Blog Post

Microsoft Teams Blog
5 MIN READ

Advance performance approaches to deliver high quality experiences in Microsoft Teams

Mark_Longton's avatar
Mark_Longton
Icon for Microsoft rankMicrosoft
Jan 28, 2022

In light of rapidly evolving customer expectations and massive growth in demand for the digital communications and collaboration services Microsoft Teams offers, we've learned a lot over the past two years about what it takes to deliver a high-performance experience with Teams. In fact, we’ve built out our product roadmap and have already made several enhancements designed to ensure Teams delivers the best performance possible.


The best performance entails ensuring efficient use of device resources, such as CPU and memory, the elasticity to provide a quality experience across a range of device types, network speeds and variability in connectivity. In this blog, we’re providing an overview of our approach to enhancing Teams’ performance, including for fundamentals, and sharing with you our continuous improvements to the performance and user experience with Teams. Here are some of the ways we’re doing that:

Figure 1 Performance Pillars of Investment

 

Setting performance goals

We have aggressive, centrally documented targets for application responsiveness, latency, memory, power, and disk footprint. We tend to focus on edge case metrics that may be a result of very low-end devices as well as the average experience that users experience, as measured on the user’s device, to best represent the user experience across different scenarios. Those target goals are then applied to the development of features. Factors that influence these scenarios and targets include listening to customer and partner feedback, the frequency with which the scenario occurs, and the expected impact that changes will have on our users.

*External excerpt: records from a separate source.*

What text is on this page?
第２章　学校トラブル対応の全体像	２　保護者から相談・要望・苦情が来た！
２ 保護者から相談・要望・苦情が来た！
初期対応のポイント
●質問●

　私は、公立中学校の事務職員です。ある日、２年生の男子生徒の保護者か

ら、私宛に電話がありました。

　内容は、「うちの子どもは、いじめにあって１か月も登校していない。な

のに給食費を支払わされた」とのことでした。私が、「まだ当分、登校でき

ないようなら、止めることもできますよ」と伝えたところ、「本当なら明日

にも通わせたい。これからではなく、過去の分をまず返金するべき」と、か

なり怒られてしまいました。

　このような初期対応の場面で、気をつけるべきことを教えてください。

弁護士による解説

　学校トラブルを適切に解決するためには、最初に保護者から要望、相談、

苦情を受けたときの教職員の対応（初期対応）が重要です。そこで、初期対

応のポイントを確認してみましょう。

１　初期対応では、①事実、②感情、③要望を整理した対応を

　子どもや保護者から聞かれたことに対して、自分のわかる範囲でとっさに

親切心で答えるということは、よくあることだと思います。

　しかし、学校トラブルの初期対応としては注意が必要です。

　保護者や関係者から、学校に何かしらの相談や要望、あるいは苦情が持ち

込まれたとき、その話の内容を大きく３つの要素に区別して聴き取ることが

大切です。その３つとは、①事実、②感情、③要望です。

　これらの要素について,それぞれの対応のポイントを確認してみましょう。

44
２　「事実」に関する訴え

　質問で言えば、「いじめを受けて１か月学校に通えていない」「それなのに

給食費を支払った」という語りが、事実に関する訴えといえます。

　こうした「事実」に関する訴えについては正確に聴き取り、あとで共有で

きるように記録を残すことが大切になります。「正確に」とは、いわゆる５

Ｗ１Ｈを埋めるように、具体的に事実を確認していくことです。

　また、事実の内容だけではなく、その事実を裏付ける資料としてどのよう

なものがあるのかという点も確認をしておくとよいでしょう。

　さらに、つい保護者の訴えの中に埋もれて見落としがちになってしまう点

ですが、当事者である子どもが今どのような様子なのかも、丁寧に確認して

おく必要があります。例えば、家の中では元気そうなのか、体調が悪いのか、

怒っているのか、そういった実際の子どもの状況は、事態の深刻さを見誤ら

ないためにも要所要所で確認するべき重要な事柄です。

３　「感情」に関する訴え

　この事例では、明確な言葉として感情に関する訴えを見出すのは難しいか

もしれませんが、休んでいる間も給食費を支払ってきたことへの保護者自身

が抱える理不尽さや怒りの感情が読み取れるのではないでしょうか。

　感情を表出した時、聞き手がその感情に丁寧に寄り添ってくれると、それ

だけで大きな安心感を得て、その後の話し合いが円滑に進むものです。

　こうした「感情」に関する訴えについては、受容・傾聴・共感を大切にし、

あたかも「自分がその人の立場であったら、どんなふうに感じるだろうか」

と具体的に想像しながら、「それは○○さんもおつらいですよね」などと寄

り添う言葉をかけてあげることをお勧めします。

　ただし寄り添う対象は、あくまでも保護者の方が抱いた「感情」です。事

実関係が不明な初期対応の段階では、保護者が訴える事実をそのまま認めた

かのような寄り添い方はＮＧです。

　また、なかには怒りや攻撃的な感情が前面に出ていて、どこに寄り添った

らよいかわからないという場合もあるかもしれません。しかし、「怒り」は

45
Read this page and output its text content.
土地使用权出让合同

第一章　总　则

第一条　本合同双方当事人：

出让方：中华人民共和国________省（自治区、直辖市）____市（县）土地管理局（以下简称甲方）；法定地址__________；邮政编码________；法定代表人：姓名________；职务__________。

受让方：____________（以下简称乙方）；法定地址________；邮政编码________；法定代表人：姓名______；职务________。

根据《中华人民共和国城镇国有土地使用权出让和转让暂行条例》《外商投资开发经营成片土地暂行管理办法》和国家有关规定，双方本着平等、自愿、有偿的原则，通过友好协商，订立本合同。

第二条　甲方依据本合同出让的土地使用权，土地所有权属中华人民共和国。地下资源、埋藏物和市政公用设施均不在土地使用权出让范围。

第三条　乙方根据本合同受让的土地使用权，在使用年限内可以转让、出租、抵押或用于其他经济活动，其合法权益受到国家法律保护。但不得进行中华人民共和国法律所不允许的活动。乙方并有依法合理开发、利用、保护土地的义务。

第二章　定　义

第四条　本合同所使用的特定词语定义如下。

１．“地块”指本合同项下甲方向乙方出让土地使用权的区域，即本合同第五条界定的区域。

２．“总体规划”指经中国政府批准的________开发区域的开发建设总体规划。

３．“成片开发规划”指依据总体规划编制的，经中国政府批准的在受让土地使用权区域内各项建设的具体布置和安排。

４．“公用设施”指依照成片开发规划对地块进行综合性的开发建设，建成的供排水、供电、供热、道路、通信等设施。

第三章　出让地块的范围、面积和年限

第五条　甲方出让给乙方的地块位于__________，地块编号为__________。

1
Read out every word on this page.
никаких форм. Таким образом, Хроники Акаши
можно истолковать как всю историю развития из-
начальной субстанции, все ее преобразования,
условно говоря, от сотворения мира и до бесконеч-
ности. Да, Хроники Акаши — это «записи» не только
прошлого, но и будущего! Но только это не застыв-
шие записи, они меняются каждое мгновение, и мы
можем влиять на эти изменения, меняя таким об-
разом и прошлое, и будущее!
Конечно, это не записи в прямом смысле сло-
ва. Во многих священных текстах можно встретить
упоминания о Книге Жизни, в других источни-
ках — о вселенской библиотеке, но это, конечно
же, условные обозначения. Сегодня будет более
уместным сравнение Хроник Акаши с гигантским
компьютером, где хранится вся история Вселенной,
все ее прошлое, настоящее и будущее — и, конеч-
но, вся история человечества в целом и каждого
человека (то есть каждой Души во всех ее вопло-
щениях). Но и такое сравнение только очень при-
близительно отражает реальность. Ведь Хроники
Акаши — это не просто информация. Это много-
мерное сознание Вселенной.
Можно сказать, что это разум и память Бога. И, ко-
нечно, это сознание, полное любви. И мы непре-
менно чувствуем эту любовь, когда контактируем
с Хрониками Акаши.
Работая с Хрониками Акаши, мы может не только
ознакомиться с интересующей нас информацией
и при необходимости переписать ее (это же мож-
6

Analyzing performance with advanced reporting and insights

To help us intensively analyze the performance metrics, extensive instrumentation is added to the clients. Metrics are captured first in a lab and then gradually with a small set of users as we deploy to validate our changes. Once the metrics meet their targets, we expand to more users. Dashboards with different pivots are in place to provide visualizations to observe trends, identify improvement opportunities, and validate the impact of changes.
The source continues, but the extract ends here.